The result wasn’t the same, but the same breathless incompetence was on display last Saturday. It cannot be allowed to happen again.

When the government cannot protect its leaders, that tells everyone that it cannot protect us, either. The gaping holes in security raise questions whether the assassination attempt was more than incompetence, but either way Americans now have one more reason not to trust the government on anything. 

The only remaining question is whether Trump used his Thursday night convention speech to drive home the message of unity, strength, and courage, and the need for a change to not only rebuild our institutions but our trust in them.

Trump turned his head at the last moment, giving us all now a chance to turn a big corner in November. It also gives us time to reflect on our character and, as Rubio said, what it means to be an American.
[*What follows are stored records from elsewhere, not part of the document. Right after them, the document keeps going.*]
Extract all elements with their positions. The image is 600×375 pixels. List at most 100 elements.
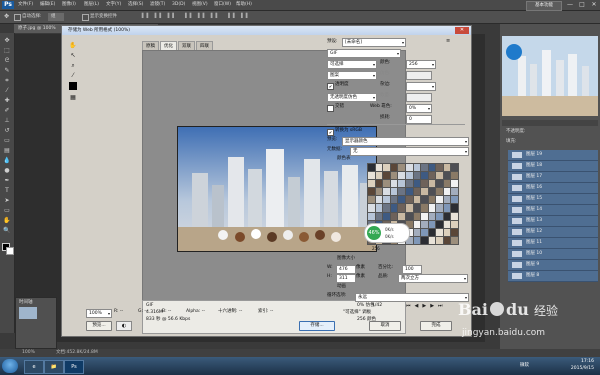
- navigator-thumbnail[interactable]: [502, 36, 598, 116]
- color-swatch[interactable]: [375, 164, 383, 172]
- color-swatch[interactable]: [436, 220, 443, 228]
- browser-icon[interactable]: ◐: [116, 321, 132, 331]
- color-swatch[interactable]: [436, 236, 443, 244]
- color-swatch[interactable]: [375, 196, 383, 204]
- healing-brush-icon[interactable]: ✚: [2, 97, 12, 105]
- interlaced-checkbox[interactable]: [327, 105, 334, 112]
- toggle-slices-icon[interactable]: ▦: [68, 94, 78, 102]
- color-swatch[interactable]: [368, 188, 375, 196]
- background-color-swatch[interactable]: [6, 247, 14, 255]
- color-swatch[interactable]: [436, 172, 443, 180]
- layer-row[interactable]: 图层 16: [508, 183, 598, 194]
- color-swatch[interactable]: [405, 204, 413, 212]
- color-swatch[interactable]: [443, 228, 451, 236]
- marquee-tool-icon[interactable]: ⬚: [2, 47, 12, 55]
- type-tool-icon[interactable]: T: [2, 187, 12, 195]
- zoom-tool-icon[interactable]: 🔍: [2, 227, 12, 235]
- color-swatch[interactable]: [390, 188, 398, 196]
- color-swatch[interactable]: [451, 204, 458, 212]
- percent-field[interactable]: 100: [402, 265, 422, 274]
- color-swatch[interactable]: [451, 164, 458, 172]
- color-swatch[interactable]: [383, 172, 390, 180]
- color-swatch[interactable]: [443, 236, 451, 244]
- color-swatch[interactable]: [451, 212, 458, 220]
- menu-filter[interactable]: 滤镜(T): [150, 0, 165, 10]
- preview-button[interactable]: 预览...: [86, 321, 112, 331]
- color-swatch[interactable]: [405, 196, 413, 204]
- show-transform-checkbox[interactable]: [82, 14, 89, 21]
- color-swatch[interactable]: [428, 196, 436, 204]
- gradient-tool-icon[interactable]: ▤: [2, 147, 12, 155]
- color-swatch[interactable]: [436, 204, 443, 212]
- crop-tool-icon[interactable]: ⌗: [2, 77, 12, 85]
- colors-select[interactable]: 256: [406, 60, 436, 69]
- color-swatch[interactable]: [368, 172, 375, 180]
- color-swatch[interactable]: [413, 220, 421, 228]
- color-swatch[interactable]: [421, 188, 428, 196]
- quality-select[interactable]: 两次立方: [398, 274, 468, 283]
- menu-view[interactable]: 视图(V): [192, 0, 208, 10]
- color-swatch[interactable]: [413, 212, 421, 220]
- layer-row[interactable]: 图层 8: [508, 271, 598, 282]
- preset-select[interactable]: [未命名]: [342, 38, 406, 47]
- color-swatch[interactable]: [428, 204, 436, 212]
- color-swatch[interactable]: [443, 172, 451, 180]
- layer-row[interactable]: 图层 11: [508, 238, 598, 249]
- preview-select[interactable]: 显示器颜色: [342, 137, 469, 146]
- workspace-switcher[interactable]: 基本功能: [526, 1, 562, 11]
- color-swatch[interactable]: [368, 164, 375, 172]
- width-field[interactable]: 476: [336, 265, 356, 274]
- color-swatch[interactable]: [428, 172, 436, 180]
- menu-type[interactable]: 文字(Y): [106, 0, 121, 10]
- layer-row[interactable]: 图层 9: [508, 260, 598, 271]
- clone-stamp-icon[interactable]: ⊥: [2, 117, 12, 125]
- close-icon[interactable]: ✕: [588, 0, 600, 9]
- brush-tool-icon[interactable]: ✐: [2, 107, 12, 115]
- color-swatch[interactable]: [405, 188, 413, 196]
- start-button[interactable]: [2, 359, 18, 373]
- eyedropper-icon[interactable]: ⁄: [68, 72, 78, 80]
- dither-algo-select[interactable]: 图案: [327, 71, 377, 80]
- layer-row[interactable]: 图层 15: [508, 194, 598, 205]
- color-swatch[interactable]: [443, 164, 451, 172]
- color-swatch[interactable]: [390, 204, 398, 212]
- color-swatch[interactable]: [375, 180, 383, 188]
- color-swatch[interactable]: [451, 172, 458, 180]
- zoom-select[interactable]: 100%: [86, 309, 112, 318]
- color-swatch[interactable]: [421, 212, 428, 220]
- auto-select-checkbox[interactable]: [14, 14, 21, 21]
- color-swatch[interactable]: [421, 172, 428, 180]
- color-swatch[interactable]: [383, 204, 390, 212]
- color-swatch[interactable]: [398, 204, 405, 212]
- color-swatch[interactable]: [443, 196, 451, 204]
- color-swatch[interactable]: [428, 180, 436, 188]
- blur-tool-icon[interactable]: 💧: [2, 157, 12, 165]
- menu-window[interactable]: 窗口(W): [214, 0, 231, 10]
- color-swatch[interactable]: [405, 172, 413, 180]
- color-swatch[interactable]: [436, 180, 443, 188]
- layer-row[interactable]: 图层 13: [508, 216, 598, 227]
- color-swatch[interactable]: [443, 220, 451, 228]
- align-icons[interactable]: ▐▌▐▌▐▌ ▐▌▐▌▐▌ ▐▌▐▌: [140, 13, 252, 21]
- taskbar-photoshop-icon[interactable]: Ps: [64, 360, 84, 374]
- color-swatch[interactable]: [383, 164, 390, 172]
- color-swatch[interactable]: [405, 180, 413, 188]
- move-tool-icon[interactable]: ✥: [2, 37, 12, 45]
- color-swatch[interactable]: [398, 172, 405, 180]
- lossy-field[interactable]: 0: [406, 115, 432, 124]
- color-swatch[interactable]: [383, 212, 390, 220]
- system-clock[interactable]: 17:16 2015/9/15: [546, 358, 594, 374]
- layer-row[interactable]: 图层 17: [508, 172, 598, 183]
- menu-image[interactable]: 图像(I): [62, 0, 76, 10]
- color-swatch[interactable]: [413, 196, 421, 204]
- menu-edit[interactable]: 编辑(E): [40, 0, 55, 10]
- color-swatch[interactable]: [421, 180, 428, 188]
- path-select-icon[interactable]: ➤: [2, 197, 12, 205]
- color-swatch[interactable]: [428, 188, 436, 196]
- color-swatch[interactable]: [390, 172, 398, 180]
- preset-menu-icon[interactable]: ≡: [446, 38, 450, 44]
- color-swatch[interactable]: [375, 204, 383, 212]
- color-swatch[interactable]: [421, 228, 428, 236]
- color-swatch[interactable]: [413, 164, 421, 172]
- color-swatch[interactable]: [443, 212, 451, 220]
We close with his words:

“Who do we come from? We come from pioneers who ventured west to chase their dreams and slaves who overcame bondage to claim their right to the promise of America. We come from exiles who fled tyranny in search of freedom and of immigrants who left behind all they had and knew because they could not be or achieve God’s purpose for their life in the nation of their birth. That is an American.”

It sure is. Let us proudly reclaim the courageous lives of our ancestors as we now carry the banner of liberty for them into the future — all of us, equal and free, as Americans.